PT4: Faith For Lay Guys_People and The Cancer of Disappointment
Updated: Jan 1
One of the most disappointing things that happens within a church is when one of its leaders plunges head-over-heals into the places where good men and women of the faith ought never should go.
And everybody knows it.
I have had the rare opportunity to be on both sides of that coin. I have been the lay guy in the pew who, having put all his faith into a spiritual leader (even emanating them as my own spiritual leverage), has become devastated. And I have been that leader who has plunged head-over-heals in the midst of the assembly and have experienced both severe personal disappointment and the disappointment of those whom I was leading.
It’s a dangerous place when our faith in Jesus stops at personality, looks, mentors, spiritual leaders, or anything else having to do with flesh and blood.
We all do it, don't we? There are those people who simply radiate God. With one glimmer of their eye we are swooped into a spiritual vortex that excites and ignites. They become gods to us. We furiously take notes when they speak, forward their sermons to friends, and tithe into their ministries. And, whiten in crisis, they are the first people we contact for prayer or advice.
It isn’t a surprise we get shattered when we find out they are just like us: broken people blessed by god’s unrelenting grace.
And isn't it funny that when that happens to somebody like that we are hit with a variety of thoughts from, "I'm so disappointed" to "Gosh, if that could happen to him it could happen to me!"
The positive side of "when leaders fall" is that the occasion provides a reality check to all involved. People realize just how wonderful God is for a mere human to be used so magnificently by him, warts and all. It provides a wondrous grace place and encourages us all that God is bigger, that he still forgives us when we do stupid things, and that his restoration is sure. They say, after all, when a broken branch is grafted into another one, the result is a branch that has strength previously unknown. Any humble saint can grow into a deeper faithfulness through the failings of a leader (including the leader himself).
But those of us who have been in churches where leaders have fallen know there are serious negative repercussions as well. Aside from the interpersonal relationships of sadness, dismay, and disappointment, when a faithful man or woman goes down it can also do a number on one’s own faith. The pendulum swings from, “If she fell from grace, what about me,” through "I'm so disappointed," to Gosh, if that could happen to him, what about me!," to the the cancerous “Christianity thing is a sham.”
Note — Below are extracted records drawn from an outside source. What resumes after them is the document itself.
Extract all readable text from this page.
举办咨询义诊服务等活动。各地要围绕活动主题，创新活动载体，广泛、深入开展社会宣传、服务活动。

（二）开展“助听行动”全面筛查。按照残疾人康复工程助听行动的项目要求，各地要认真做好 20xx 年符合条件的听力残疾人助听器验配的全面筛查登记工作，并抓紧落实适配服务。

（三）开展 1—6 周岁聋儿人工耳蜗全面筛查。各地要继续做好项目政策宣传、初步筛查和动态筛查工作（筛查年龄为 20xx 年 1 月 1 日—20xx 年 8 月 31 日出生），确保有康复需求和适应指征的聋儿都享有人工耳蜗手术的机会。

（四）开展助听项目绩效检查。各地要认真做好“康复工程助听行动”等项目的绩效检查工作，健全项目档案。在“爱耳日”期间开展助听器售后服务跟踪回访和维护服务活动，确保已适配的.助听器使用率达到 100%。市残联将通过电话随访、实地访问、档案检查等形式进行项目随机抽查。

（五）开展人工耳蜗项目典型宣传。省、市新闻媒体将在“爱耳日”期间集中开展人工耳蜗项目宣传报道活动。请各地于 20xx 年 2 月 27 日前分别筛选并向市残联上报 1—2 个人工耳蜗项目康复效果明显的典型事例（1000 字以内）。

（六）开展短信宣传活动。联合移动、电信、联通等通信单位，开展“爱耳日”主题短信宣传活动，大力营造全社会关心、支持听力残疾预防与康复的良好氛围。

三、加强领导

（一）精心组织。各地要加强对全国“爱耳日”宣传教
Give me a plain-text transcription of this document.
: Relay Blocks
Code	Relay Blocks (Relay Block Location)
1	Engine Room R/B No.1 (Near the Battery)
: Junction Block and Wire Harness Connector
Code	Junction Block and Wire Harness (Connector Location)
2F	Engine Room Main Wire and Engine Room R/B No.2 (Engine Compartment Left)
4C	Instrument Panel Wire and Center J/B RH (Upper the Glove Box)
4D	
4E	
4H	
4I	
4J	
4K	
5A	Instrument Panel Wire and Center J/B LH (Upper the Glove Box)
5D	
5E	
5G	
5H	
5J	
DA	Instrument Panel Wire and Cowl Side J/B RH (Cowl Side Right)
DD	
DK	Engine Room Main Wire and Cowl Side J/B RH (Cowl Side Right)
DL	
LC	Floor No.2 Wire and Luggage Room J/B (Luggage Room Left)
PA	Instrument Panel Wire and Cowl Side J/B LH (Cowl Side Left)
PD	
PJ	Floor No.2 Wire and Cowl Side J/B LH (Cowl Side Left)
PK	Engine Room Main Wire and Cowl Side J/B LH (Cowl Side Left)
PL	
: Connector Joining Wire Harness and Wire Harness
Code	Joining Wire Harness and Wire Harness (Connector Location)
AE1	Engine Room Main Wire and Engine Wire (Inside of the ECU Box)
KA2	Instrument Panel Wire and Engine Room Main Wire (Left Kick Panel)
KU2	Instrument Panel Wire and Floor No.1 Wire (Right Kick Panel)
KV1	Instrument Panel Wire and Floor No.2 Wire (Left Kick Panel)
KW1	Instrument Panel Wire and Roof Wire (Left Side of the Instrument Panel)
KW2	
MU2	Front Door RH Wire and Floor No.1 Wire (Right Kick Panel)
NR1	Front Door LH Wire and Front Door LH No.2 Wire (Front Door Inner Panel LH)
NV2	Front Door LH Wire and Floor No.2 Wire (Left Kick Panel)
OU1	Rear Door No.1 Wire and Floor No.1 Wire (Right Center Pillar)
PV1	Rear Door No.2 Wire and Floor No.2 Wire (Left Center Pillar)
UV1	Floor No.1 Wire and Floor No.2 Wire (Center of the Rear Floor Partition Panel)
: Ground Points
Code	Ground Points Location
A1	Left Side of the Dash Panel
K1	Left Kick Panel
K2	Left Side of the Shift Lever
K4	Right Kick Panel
At best, when faced with the fall of an esteemed leader or close friend, peoples’ screw ups provide a rare opportunity to examine our own hearts of clay and reposition the object of our faith away from the temporal and onto the eternal. Are we able to see beyond what we see? Is our God constant in the wind and the waves, in the trial and change, as we sing? Does our faith transcend the temporal and anchored in the timeless, or is it built on the sandy beaches of human fallibility? Jesus would call us to be anchored in his unseen (yet very secure) world rather than loosely moored to all we can see and rocked when that world begins to dissolved by wind, rain, and storms.
I recall the defining words of Hebrews 11:1. “Now faith is the substance of things hoped for, the evidence of things not seen.”
Jesus is looking for faith in us - not merely looking, but longing to see it. From his perspective faith is the key to everything. It is the spark plug for the world and the fire behind his relationship with us. He’s seeking in us a faith that transcends crises, doubt, and feelings and unabashedly adheres to the foolishness of what is NOT seen. When our faith continues to love, continues to grow, to continues to "faith: (as faith is a verb after all), despite all we see ... that makes him happy - as he recognizes it when he, amidst the disappointment of his dearest friends too, desperately clung to his Cross.
A faith like that will never be shaken.
Father, increase in us compassion to those who stumble, knowing that your faithfulness doesn't end there, but is anchored in a place far greater, the Kingdom of God, where we truly move and live and have our being. Amen.